Most poems balance narration with reflection, as in "The First Time," which opens the collection with the story of a small child running away with her younger brother and the legacy of that sense of homelessness in the adult woman: "It's why you are here now,/ carrying a bag full of things/ that will not help you, why houses/ fill with those less deserving,/ why saints hold their hands out/ to everyone but you."

In "The Second Time," the sense of hopelessness descending on the child in the poem is so all-encompassing that it seems to permit no future even for battle scars, much less transcendence. Through the stark images provided us, we can see the small girl standing there, but she cannot see a path forward, as she "... stood at the curb, holding/ a bloody sack of coins, waiting/ for silence to overcome/ the night./ The sprinklers came on/ in the courtyard/ as I made my way up the sidewalk,/ following a trail of blood back/ all the way home."

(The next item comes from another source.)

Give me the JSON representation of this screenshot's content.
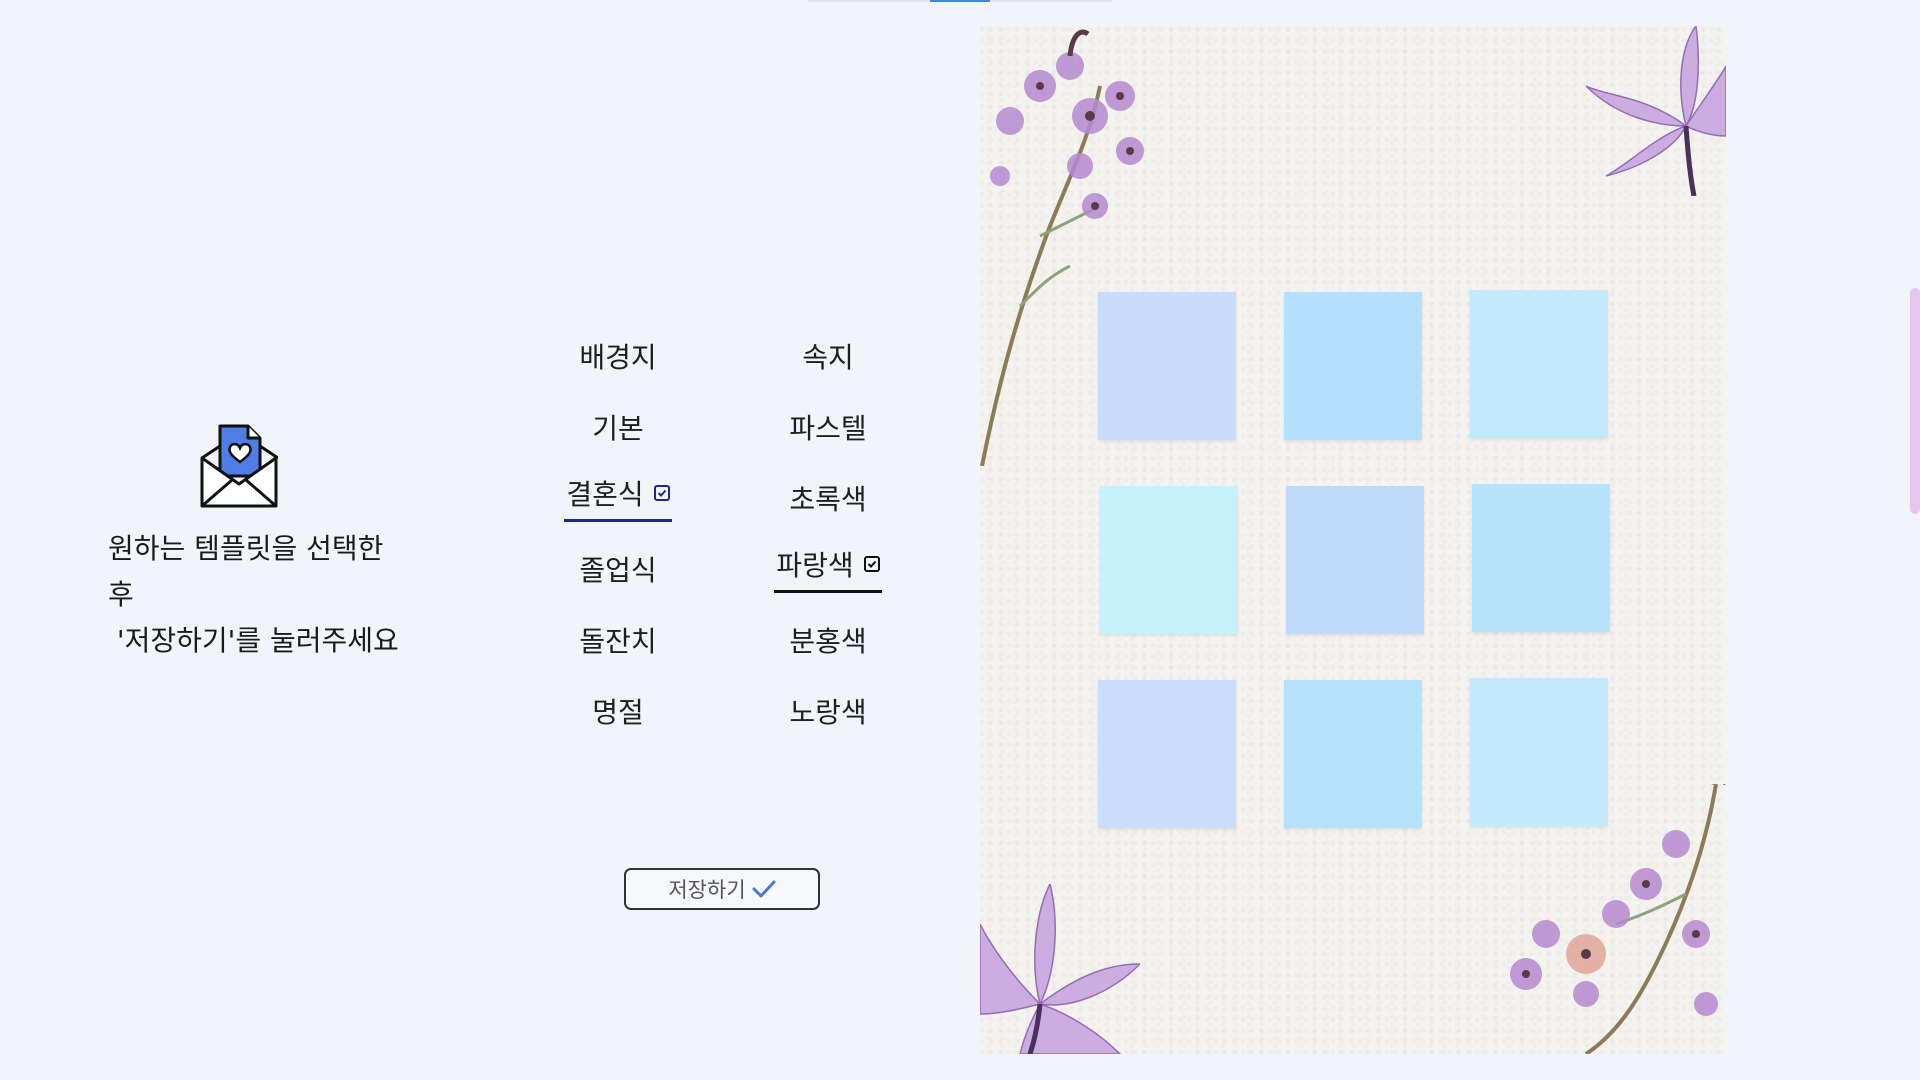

That there will be a future becomes evident as the collection progresses, and especially in the final two parts of the book. There is a large measure of wisdom here entwined with the horror and sadness, and the poet reveals the secret to her survival, aside from the evidentiary fact that she has become a poet, in the short poem "How It's Done."

To forgive my father means to uncover the value of my own life. To admire what had the guts to be cruel, to lie down with it at the smallest hint of kindness and donate this body to house the few sweet things that could come of it.

And in a poem about a mother's negligence, she writes, "This is how I learned the difference/ between women and mothers./ That is when I knew/ what I wanted to be."

Mother-love in these poems is a force to be reckoned with, as in the last stanza of the collection's final poem, at first glance the ironically-titled "Finally, the Author Gets Personal":

And I realized what I was prepared to become. Thief of my own body. A woman who could pull a boy from herself, chew through his cord with her love-sharp teeth.

The collection begins with a portrait of survival, with running away from a legacy of seemingly irreparable damage, and ends with the progressive emergence of not merely a survivor but a woman living on her own terms, with the courage even to love.

Rachel McKibbens was born in Anaheim, CA. She is a member and co-founder of the Right Coast Writers Brigade. Her poems have appeared in numerous journals and anthologies, including World Literature Today, The New York Quarterly and Bowery Women: Poems. Among other honors, she is a New York Foundation of the Arts Poetry Fellow, a Pushcart nominee, and the 2009 Women's Individual World Poetry Slam champion. She has read her work at universities, schools, galleries and various other venues across the nation. She teaches poetry and creative writing across the country at all levels. An ex-punk rock chola with five children, she lives in upstate New York. Pink Elephant is her first book.